OTIS: This song describes how local farmers who once harvested coconuts now grow coca leaves, the raw material for cocaine.

(SOUNDBITE OF MUSIC)

UNIDENTIFIED SINGERS: (Singing in Spanish).

OTIS: "As a result," the song goes, "we no longer have peace in our paradise."

In truth, Tumaco seems about as far from paradise as you can get. It's a network of crime-infested slums, like this one, sprawling across several islands just off the coast. The area is a jumping-off point for boats and submarines taking tons of cocaine to Mexico and the U.S. Besides fishing and farming, there are few legal jobs here, so many teenagers drop out of school and find work in the cocaine trade. That nearly happened to local musician John Jairo Cortez (ph).

JOHN JAIRO CORTEZ: (Speaking Spanish).

OTIS: He says he was tempted to join a drug trafficking gang to seek revenge after smugglers killed his father.

(SOUNDBITE OF MUSIC)

OTIS: Instead, he got involved in a Tumaco music academy known as the Southern Pacific Folk School. That's Cortez on the marimba, which he now teaches at the school.

CORTEZ: (Speaking in Spanish).

UNIDENTIFIED CHILD: (Non-English language spoken).

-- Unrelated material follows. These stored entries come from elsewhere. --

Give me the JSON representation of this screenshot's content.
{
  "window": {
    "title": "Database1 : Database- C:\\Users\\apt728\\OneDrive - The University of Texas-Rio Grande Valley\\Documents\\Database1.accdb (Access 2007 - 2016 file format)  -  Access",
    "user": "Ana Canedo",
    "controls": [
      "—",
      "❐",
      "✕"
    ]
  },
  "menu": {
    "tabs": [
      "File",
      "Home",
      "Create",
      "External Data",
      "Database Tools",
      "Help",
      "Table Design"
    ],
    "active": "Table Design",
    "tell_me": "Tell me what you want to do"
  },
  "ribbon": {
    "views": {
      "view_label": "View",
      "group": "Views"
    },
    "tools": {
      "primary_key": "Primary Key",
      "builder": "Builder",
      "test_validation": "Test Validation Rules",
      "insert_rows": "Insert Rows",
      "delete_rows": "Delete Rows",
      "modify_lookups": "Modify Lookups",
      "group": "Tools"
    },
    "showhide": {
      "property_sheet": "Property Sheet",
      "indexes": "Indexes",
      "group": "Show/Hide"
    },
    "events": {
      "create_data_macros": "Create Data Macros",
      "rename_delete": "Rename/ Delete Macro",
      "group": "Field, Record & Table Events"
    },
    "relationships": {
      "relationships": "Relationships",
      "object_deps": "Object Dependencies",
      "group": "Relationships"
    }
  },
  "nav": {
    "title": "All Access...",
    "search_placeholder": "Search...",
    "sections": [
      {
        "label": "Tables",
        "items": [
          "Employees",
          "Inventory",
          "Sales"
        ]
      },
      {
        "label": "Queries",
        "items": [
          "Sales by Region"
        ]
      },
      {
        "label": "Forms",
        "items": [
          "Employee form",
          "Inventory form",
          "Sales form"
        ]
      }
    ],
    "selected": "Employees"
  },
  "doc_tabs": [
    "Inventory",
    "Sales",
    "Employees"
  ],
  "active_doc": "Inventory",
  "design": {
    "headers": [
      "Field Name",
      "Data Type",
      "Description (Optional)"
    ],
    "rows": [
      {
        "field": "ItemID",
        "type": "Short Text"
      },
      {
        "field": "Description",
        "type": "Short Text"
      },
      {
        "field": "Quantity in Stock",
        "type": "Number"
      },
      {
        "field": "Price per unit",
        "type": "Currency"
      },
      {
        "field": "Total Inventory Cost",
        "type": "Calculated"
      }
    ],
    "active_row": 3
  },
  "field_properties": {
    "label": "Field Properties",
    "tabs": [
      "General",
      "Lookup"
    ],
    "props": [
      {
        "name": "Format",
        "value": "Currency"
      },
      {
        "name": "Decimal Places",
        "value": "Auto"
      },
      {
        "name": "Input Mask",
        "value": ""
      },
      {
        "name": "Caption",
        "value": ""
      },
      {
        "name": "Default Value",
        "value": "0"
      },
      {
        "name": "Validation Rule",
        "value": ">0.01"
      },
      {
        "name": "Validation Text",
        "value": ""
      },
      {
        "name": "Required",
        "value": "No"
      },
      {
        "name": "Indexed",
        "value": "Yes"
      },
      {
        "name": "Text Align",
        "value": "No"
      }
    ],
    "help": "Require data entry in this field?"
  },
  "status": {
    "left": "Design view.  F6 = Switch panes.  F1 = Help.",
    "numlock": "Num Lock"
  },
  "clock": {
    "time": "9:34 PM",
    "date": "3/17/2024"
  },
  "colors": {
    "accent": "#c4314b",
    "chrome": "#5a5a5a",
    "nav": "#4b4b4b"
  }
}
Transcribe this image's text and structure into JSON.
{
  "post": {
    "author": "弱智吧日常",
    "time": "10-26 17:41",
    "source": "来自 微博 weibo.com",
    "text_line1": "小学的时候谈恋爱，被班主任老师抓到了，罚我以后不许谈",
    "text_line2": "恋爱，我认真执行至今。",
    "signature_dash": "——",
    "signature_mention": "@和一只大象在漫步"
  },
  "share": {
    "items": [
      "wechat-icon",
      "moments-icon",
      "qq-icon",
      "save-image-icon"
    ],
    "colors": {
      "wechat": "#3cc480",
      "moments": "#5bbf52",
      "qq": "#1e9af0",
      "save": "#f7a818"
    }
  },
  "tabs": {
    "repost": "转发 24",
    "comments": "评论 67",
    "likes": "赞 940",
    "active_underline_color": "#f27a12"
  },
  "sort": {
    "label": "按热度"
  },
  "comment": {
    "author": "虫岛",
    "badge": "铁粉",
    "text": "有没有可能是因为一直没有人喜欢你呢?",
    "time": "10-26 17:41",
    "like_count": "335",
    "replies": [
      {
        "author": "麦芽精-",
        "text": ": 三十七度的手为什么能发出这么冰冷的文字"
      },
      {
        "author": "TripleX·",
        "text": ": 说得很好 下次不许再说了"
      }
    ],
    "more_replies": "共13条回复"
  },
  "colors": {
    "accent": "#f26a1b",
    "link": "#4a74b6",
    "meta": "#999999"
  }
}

CORTEZ: (Non-English language spoken).

OTIS: "The project," Cortez says, "shows that kids in the barrios can escape the violence." The school's mission to help vulnerable youngsters proved irresistible to Harold Tenorio.

HAROLD TENORIO: (Speaking Spanish).

OTIS: After growing up here, Tenorio managed to escape Tumaco by way of music scholarships that took him to Burkina Faso and France.

TENORIO: (Speaking Spanish).

OTIS: But he says he felt guilty living abroad and hearing about all the bad things happening in Tumaco. That's why he returned home four years ago and became a director at the folk music school.

(SOUNDBITE OF SONG, "NO MAS VELORIO")

PLU CON PLA: (Singing in Spanish).

OTIS: Tenorio also plays bass with a band he formed called Plu Con Pla. That's slang for a local dish that combines fish with plantains. The band's music is a fusion of currulao and reggae.

(SOUNDBITE OF SONG, "NO MAS VELORIO")

PLU CON PLA: (Singing in Spanish).

OTIS: These days, currulao is everywhere in Tumaco...

(SOUNDBITE OF MUSIC)

OTIS: ...Including at this high school gymnasium, where Plu Con Pla shared the stage with the kids from the folk school and performed to a packed crowd.